This collection contains four separate self-contained stories, but they all take place in the same shared world and are united by the common theme of books, storytelling, and the written word!

The Skin of Her Teeth

This opening story was my second favorite of the collection. It begins with talent agent sitting down with her colleague to discuss one of her screenwriter clients who has gone MIA. Davis McElroy had been tapped to adapt a bestselling book for the big screen, but it seems he hasn’t been heard from in weeks. With deadlines looming, our agent decides to go check up on him and is shocked by what she finds. There’s a reason why no screenwriter has ever successfully adapted this particular novel and those who’ve attempted it have all met disturbing fates.

The tone of this one gradually gets darker and more ominous as it progresses, a horror story through and through. Still, as an avid reader and a booklover, I was tickled pink by the themes raised by this tale. We’ve all heard the saying, a good story sometimes takes on a life of its own. Or how about, an author pours his or her entire heart and soul into writing a book? The Skin of Her Teeth takes these idea to a whole new level.

The Dark Brothers’ Last Ride

This one was riveting but also downright weird, which might explain why I enjoyed it but didn’t love it. It follows two brothers, Danny and Tommy, who are part of a smuggling operation. For their latest job, they are instructed to deliver a book to a very particular buyer whose demands are strange but simple: don’t touch the book, and don’t talk to anyone about what they’re transporting. The brothers are also given a time-consuming and circuitous route to their destination, but they’re told it’s of the utmost importance not to stray from this specific path.

Needless to say, someone breaks the rules, leading to fatal results. This story started out strong but eventually devolved into a fever dream of bizarreness. Stylistically this story just wasn’t for me, but others may enjoy it more.

This Book Belongs to Olo

For me, this one ranked about the same as the previous story. At the heart of this tale is boy named Olo, who isn’t like the other neighborhood kids. The child of two writers, he lives in an imposing mansion where he often plays alone, talking to mannequins on the front lawn and running around in a creepy clown mask. He’s also great with papercrafts, creating a pop-up book that replicates the labyrinthine house in which he lives. Then one day, he makes his way down to the playground to invite all the local kids to his birthday party, because his storybook needs some new friends, you see…
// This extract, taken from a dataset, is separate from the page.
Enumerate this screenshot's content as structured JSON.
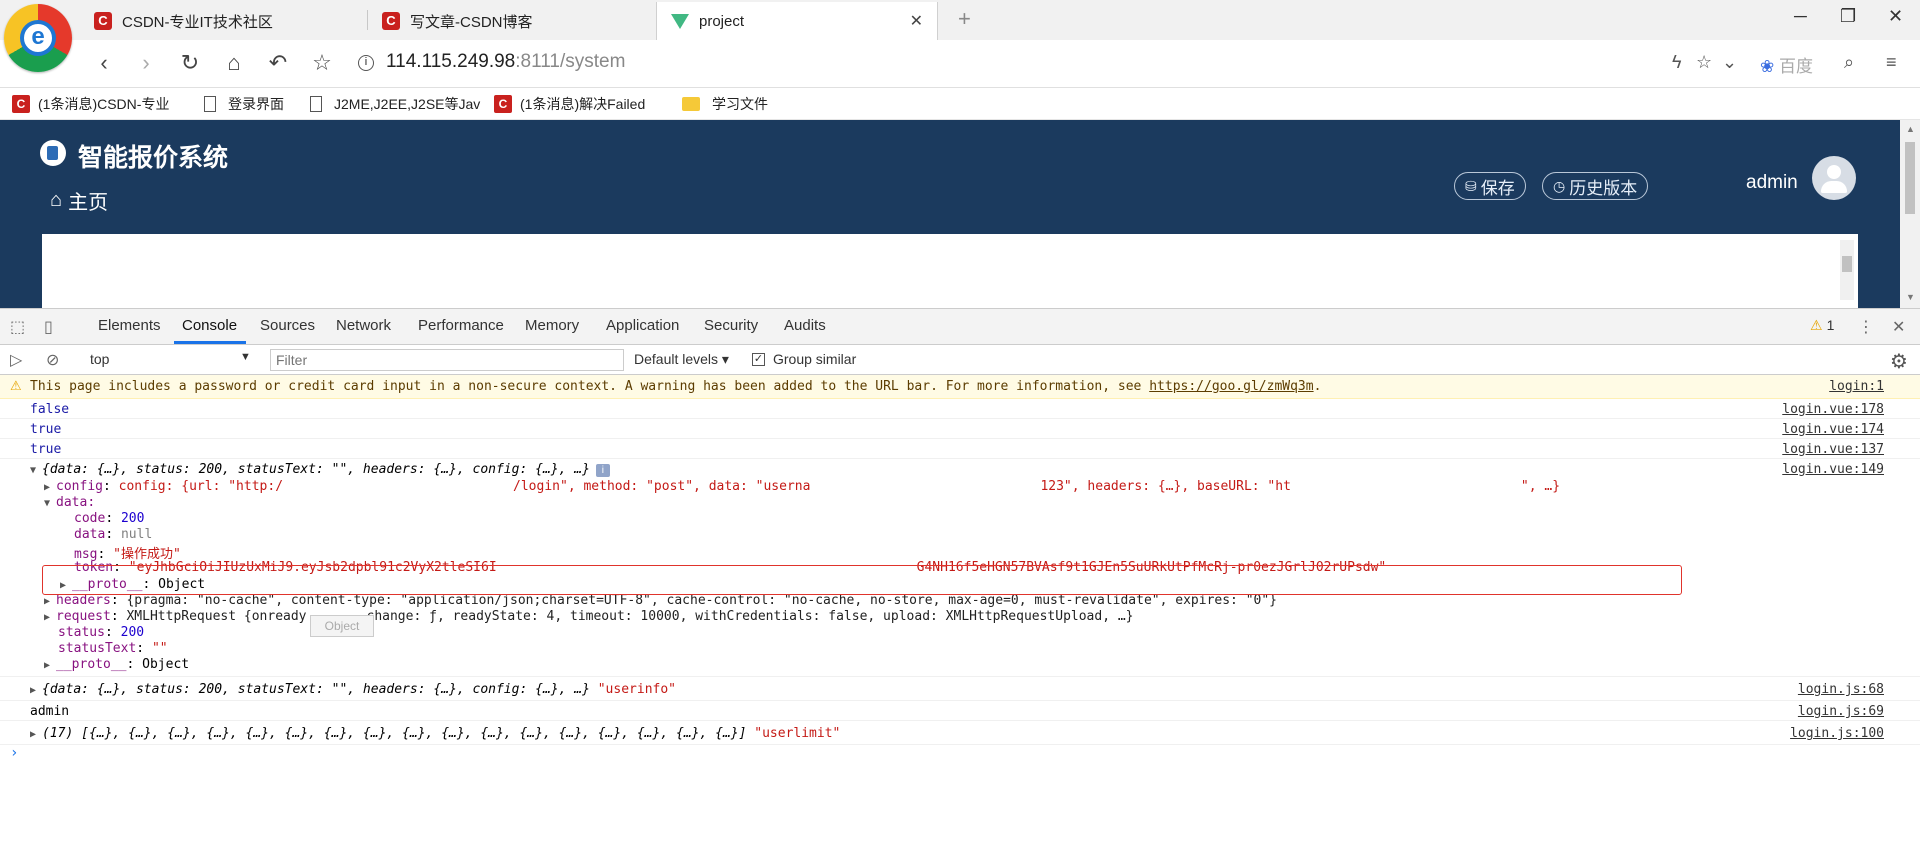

This was one of the more harrowing tales in this collection but also on the stranger side, reading like a drug-induced hallucination or nightmare. It also dragged on a little too long without adding much to the plot. I did love the atmosphere though, as well as the inventive twist on the creepy old house concept. Plus, the characterization of Olo was amazing. This is one kid you won’t ever want to cross.

The Story

And speaking of inventive twists, this last novella treats us to a horrifying take on the classic Choose-Your-Own-Adventure tale. As the story opens, a journalist receives tragic news from an old colleague. One of their mutual friends whom they used to work with on a supernatural themed podcast has killed herself. Finding some the circumstances behind her death obscure and suspicious, our protagonist decides to do his own digging into the project she was working on before she died, uncovering an urban legend about a story on the darknet that is different for everyone who reads it. Very soon, he becomes drawn into his own story, and as fiction warps into reality and vice versa, the wrong choices he makes will have deadly consequences.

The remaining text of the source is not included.